Since we are suckers for new ideas, the latest and somewhat broader definition of colonialism has captivated our imagination for the day. This new conceptualization is also throwing some light on our traditional understanding of colonialism. Here the focus is on newly emerging forms of domination. These came about, by and large, as a result of robotics, automation and informatics. If truth be told, the preponderance of the new ICT (Information and Communication Technology) or the colonialism it ushered, is much more overbearing than the directives of the overenthusiastic district commissioner of the mighty British Empire straddling the anthills of Africa’s dry land; even when ‘the sun doesn’t set on the British Empire’ was still an impressive factuality!

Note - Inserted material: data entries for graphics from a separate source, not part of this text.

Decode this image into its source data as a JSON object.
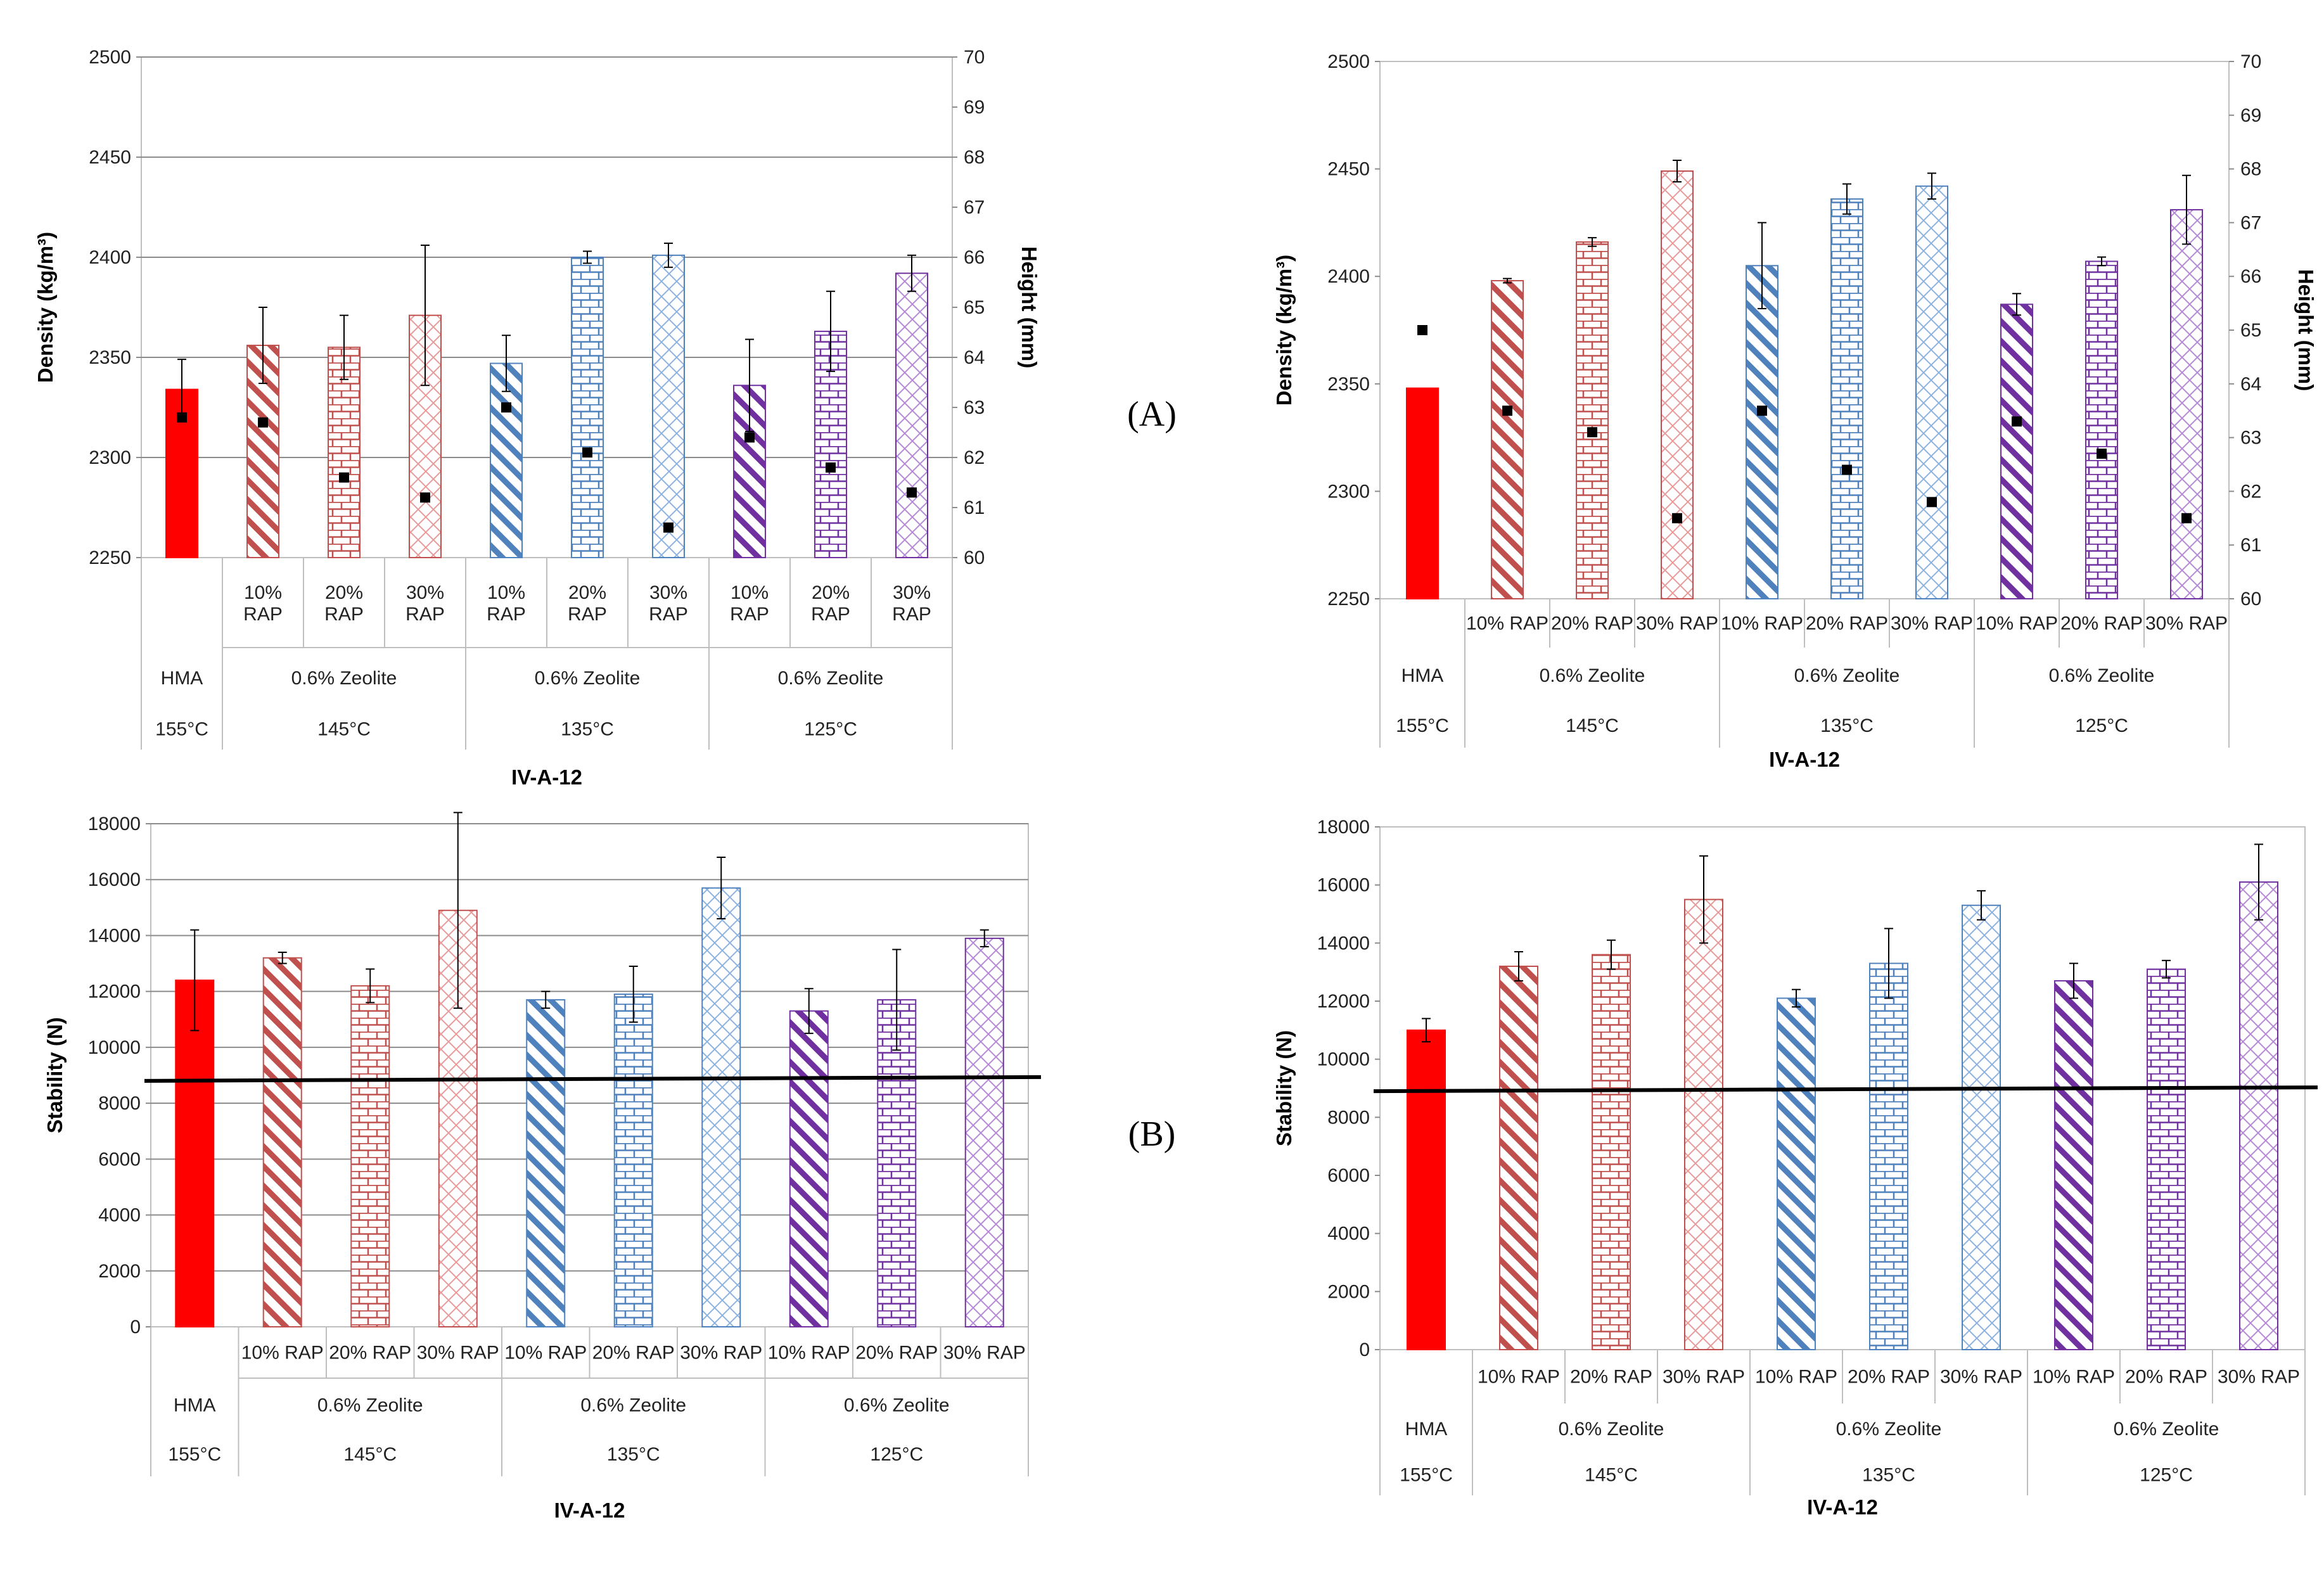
{
  "figure": {
    "label_a": "(A)",
    "label_b": "(B)"
  },
  "colors": {
    "hma": "#ff0000",
    "zeolite_145": "#c0504d",
    "zeolite_135": "#4f81bd",
    "zeolite_125": "#7030a0"
  },
  "chart_data": [
    {
      "id": "A-left",
      "type": "bar",
      "title": "IV-A-12",
      "ylabel": "Density (kg/m³)",
      "y2label": "Height (mm)",
      "ylim": [
        2250,
        2500
      ],
      "yticks": [
        "2250",
        "2300",
        "2350",
        "2400",
        "2450",
        "2500"
      ],
      "y2lim": [
        60,
        70
      ],
      "y2ticks": [
        "60",
        "61",
        "62",
        "63",
        "64",
        "65",
        "66",
        "67",
        "68",
        "69",
        "70"
      ],
      "grid": true,
      "categories": [
        "HMA",
        "10% RAP",
        "20% RAP",
        "30% RAP",
        "10% RAP",
        "20% RAP",
        "30% RAP",
        "10% RAP",
        "20% RAP",
        "30% RAP"
      ],
      "cat_wrap": true,
      "groups": [
        {
          "label": "HMA",
          "temp": "155°C",
          "span": 1
        },
        {
          "label": "0.6% Zeolite",
          "temp": "145°C",
          "span": 3
        },
        {
          "label": "0.6% Zeolite",
          "temp": "135°C",
          "span": 3
        },
        {
          "label": "0.6% Zeolite",
          "temp": "125°C",
          "span": 3
        }
      ],
      "density": [
        2334,
        2356,
        2355,
        2371,
        2347,
        2400,
        2401,
        2336,
        2363,
        2392
      ],
      "density_err": [
        15,
        19,
        16,
        35,
        14,
        3,
        6,
        23,
        20,
        9
      ],
      "height": [
        62.8,
        62.7,
        61.6,
        61.2,
        63.0,
        62.1,
        60.6,
        62.4,
        61.8,
        61.3
      ]
    },
    {
      "id": "A-right",
      "type": "bar",
      "title": "IV-A-12",
      "ylabel": "Density (kg/m³)",
      "y2label": "Height (mm)",
      "ylim": [
        2250,
        2500
      ],
      "yticks": [
        "2250",
        "2300",
        "2350",
        "2400",
        "2450",
        "2500"
      ],
      "y2lim": [
        60,
        70
      ],
      "y2ticks": [
        "60",
        "61",
        "62",
        "63",
        "64",
        "65",
        "66",
        "67",
        "68",
        "69",
        "70"
      ],
      "grid": false,
      "categories": [
        "HMA",
        "10% RAP",
        "20% RAP",
        "30% RAP",
        "10% RAP",
        "20% RAP",
        "30% RAP",
        "10% RAP",
        "20% RAP",
        "30% RAP"
      ],
      "cat_wrap": false,
      "groups": [
        {
          "label": "HMA",
          "temp": "155°C",
          "span": 1
        },
        {
          "label": "0.6% Zeolite",
          "temp": "145°C",
          "span": 3
        },
        {
          "label": "0.6% Zeolite",
          "temp": "135°C",
          "span": 3
        },
        {
          "label": "0.6% Zeolite",
          "temp": "125°C",
          "span": 3
        }
      ],
      "density": [
        2348,
        2398,
        2416,
        2449,
        2405,
        2436,
        2442,
        2387,
        2407,
        2431
      ],
      "density_err": [
        0,
        1,
        2,
        5,
        20,
        7,
        6,
        5,
        2,
        16
      ],
      "height": [
        65.0,
        63.5,
        63.1,
        61.5,
        63.5,
        62.4,
        61.8,
        63.3,
        62.7,
        61.5
      ]
    },
    {
      "id": "B-left",
      "type": "bar",
      "title": "IV-A-12",
      "ylabel": "Stability (N)",
      "ylim": [
        0,
        18000
      ],
      "yticks": [
        "0",
        "2000",
        "4000",
        "6000",
        "8000",
        "10000",
        "12000",
        "14000",
        "16000",
        "18000"
      ],
      "grid": true,
      "reference_line": 8800,
      "categories": [
        "HMA",
        "10% RAP",
        "20% RAP",
        "30% RAP",
        "10% RAP",
        "20% RAP",
        "30% RAP",
        "10% RAP",
        "20% RAP",
        "30% RAP"
      ],
      "groups": [
        {
          "label": "HMA",
          "temp": "155°C",
          "span": 1
        },
        {
          "label": "0.6% Zeolite",
          "temp": "145°C",
          "span": 3
        },
        {
          "label": "0.6% Zeolite",
          "temp": "135°C",
          "span": 3
        },
        {
          "label": "0.6% Zeolite",
          "temp": "125°C",
          "span": 3
        }
      ],
      "stability": [
        12400,
        13200,
        12200,
        14900,
        11700,
        11900,
        15700,
        11300,
        11700,
        13900
      ],
      "stability_err": [
        1800,
        200,
        600,
        3500,
        300,
        1000,
        1100,
        800,
        1800,
        300
      ]
    },
    {
      "id": "B-right",
      "type": "bar",
      "title": "IV-A-12",
      "ylabel": "Stability (N)",
      "ylim": [
        0,
        18000
      ],
      "yticks": [
        "0",
        "2000",
        "4000",
        "6000",
        "8000",
        "10000",
        "12000",
        "14000",
        "16000",
        "18000"
      ],
      "grid": false,
      "reference_line": 8900,
      "categories": [
        "HMA",
        "10% RAP",
        "20% RAP",
        "30% RAP",
        "10% RAP",
        "20% RAP",
        "30% RAP",
        "10% RAP",
        "20% RAP",
        "30% RAP"
      ],
      "groups": [
        {
          "label": "HMA",
          "temp": "155°C",
          "span": 1
        },
        {
          "label": "0.6% Zeolite",
          "temp": "145°C",
          "span": 3
        },
        {
          "label": "0.6% Zeolite",
          "temp": "135°C",
          "span": 3
        },
        {
          "label": "0.6% Zeolite",
          "temp": "125°C",
          "span": 3
        }
      ],
      "stability": [
        11000,
        13200,
        13600,
        15500,
        12100,
        13300,
        15300,
        12700,
        13100,
        16100
      ],
      "stability_err": [
        400,
        500,
        500,
        1500,
        300,
        1200,
        500,
        600,
        300,
        1300
      ]
    }
  ]
}
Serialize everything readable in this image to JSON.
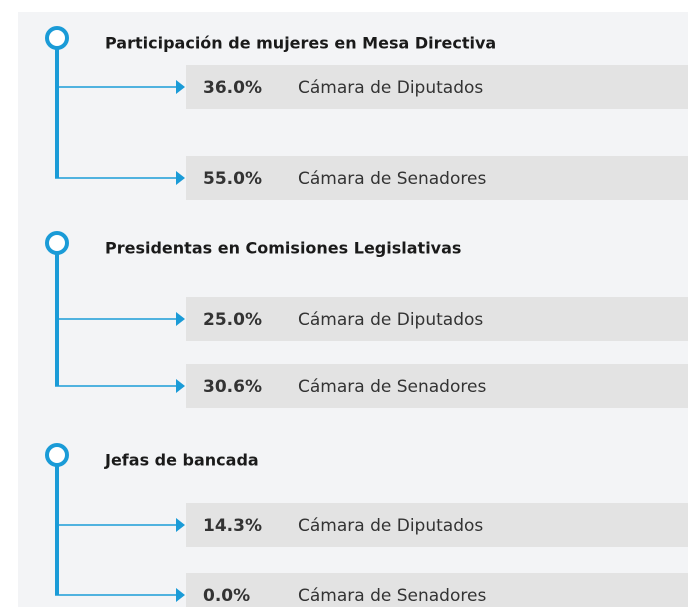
{
  "sections": [
    {
      "title": "Participación de mujeres en Mesa Directiva",
      "items": [
        {
          "value": "36.0%",
          "chamber": "Cámara de Diputados"
        },
        {
          "value": "55.0%",
          "chamber": "Cámara de Senadores"
        }
      ]
    },
    {
      "title": "Presidentas en Comisiones Legislativas",
      "items": [
        {
          "value": "25.0%",
          "chamber": "Cámara de Diputados"
        },
        {
          "value": "30.6%",
          "chamber": "Cámara de Senadores"
        }
      ]
    },
    {
      "title": "Jefas de bancada",
      "items": [
        {
          "value": "14.3%",
          "chamber": "Cámara de Diputados"
        },
        {
          "value": "0.0%",
          "chamber": "Cámara de Senadores"
        }
      ]
    }
  ]
}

The latest version of colonialism is a bit different. It leverages products of modern technology to subjugate people in a protracted manner. Moreover, analyzing modern colonialism, oppressive as it is, might not be so straightforward if we are only to adhere to old methodologies. To start with, the received wisdom has effectively quarantined emerging analysis within the confines of old parameters as applied to traditional colonialism. At the dawn of the 21st century, where hypermodernity is the order of the day, such classic approaches might not be all that useful or even relevant. Ancient or old fashion colonialism was based, mostly, on specific coordinates of physical geography, constrained people’s (indigenous) movement, economic/social/cultural/religious discrimination and outright subjugation of natives by the conquering powers, etc. These were the features that informed our understanding of earlier versions of colonialism. To be sure, ‘neocolonialism’, which is derived from old brutal colonialism by emphasizing soft approaches, i.e., employing more pacified forms of domination, is not what we will be dealing with today. We consider neocolonialism as the harmonization of old colonialism with the expediency of ‘flag independence’!
The informatics revolution that has drastically reconfigured the world economy, particularly since the advent of the Internet, has expanded its domain of dominion across the breadth and depth of the human universe, just like the old colonialists. Our old friend Charles Hugh Smith, in his characteristic perceptiveness and baldness, to say nothing about his extemporary coherence, has fired the first salvo. He defined the new colonialism as a state of being that is overwhelmingly disempowering. It is, he says, a condition where the natives have no power, hence no choice! Certainly, one can work within this descriptive general framework to validate even the old form of colonialism as well as its newer offshoot-neocolonialism! For instance, the overwhelming information (information overload) the average sheeple (human mass) is bombarded with is beyond imagination, literally! From the receiving end of this immense trash, the human animal blocks, rather instinctively, what is not immediately needed. This time honored and honed survival mechanism, both biological and social, is what keeps us going preserving our relative sanity! From the dispensing end, the production of the massive information on the global scale, incessantly simulated by non-human operators, (entities of the computer world increasingly leveraging ascendant artificial intelligence) seem to have gone way beyond the absorption capacity of the dominant species. Nonetheless, all these spell domination!
Unless our infatuation with overabundant information is tempered, mostly by refusing to comply with prevailing unhealthy fixation on anything automata, human oppression of all kinds will become the dominant feature of modern life! The effort to liberate the human soul from the increasingly evolving social formations that are inherently dehumanizing requires the untangling of prevailing narrative imposed on us by the new colonizers. The ‘techno-sphere’, to use Orlov’s apt characterization, must be subjected to the whims of the human animal and not vice versa. There will be visible large-scale battles between life preserving tendencies and life destroying trajectories taking place in the near future. As it stands, destructive trends are winning the current day-to-day battles hands down. Whether this side is destined to win the totality of the war in the long run, is something that remains to be seen! Nonetheless, we should have no illusion; the techno-sphere is not driven by the logic of reproduction-the reproduction of lives. Its logic doesn’t even take into account the most obvious fact of resource limitation, let alone understand the refined societal values of human civilizations. In its essence, the ‘techno-sphere’ is an exploitative system driven by its own logic of reproduction, amongst which, the neglect of all lives and the larger ecosystem form its core principle!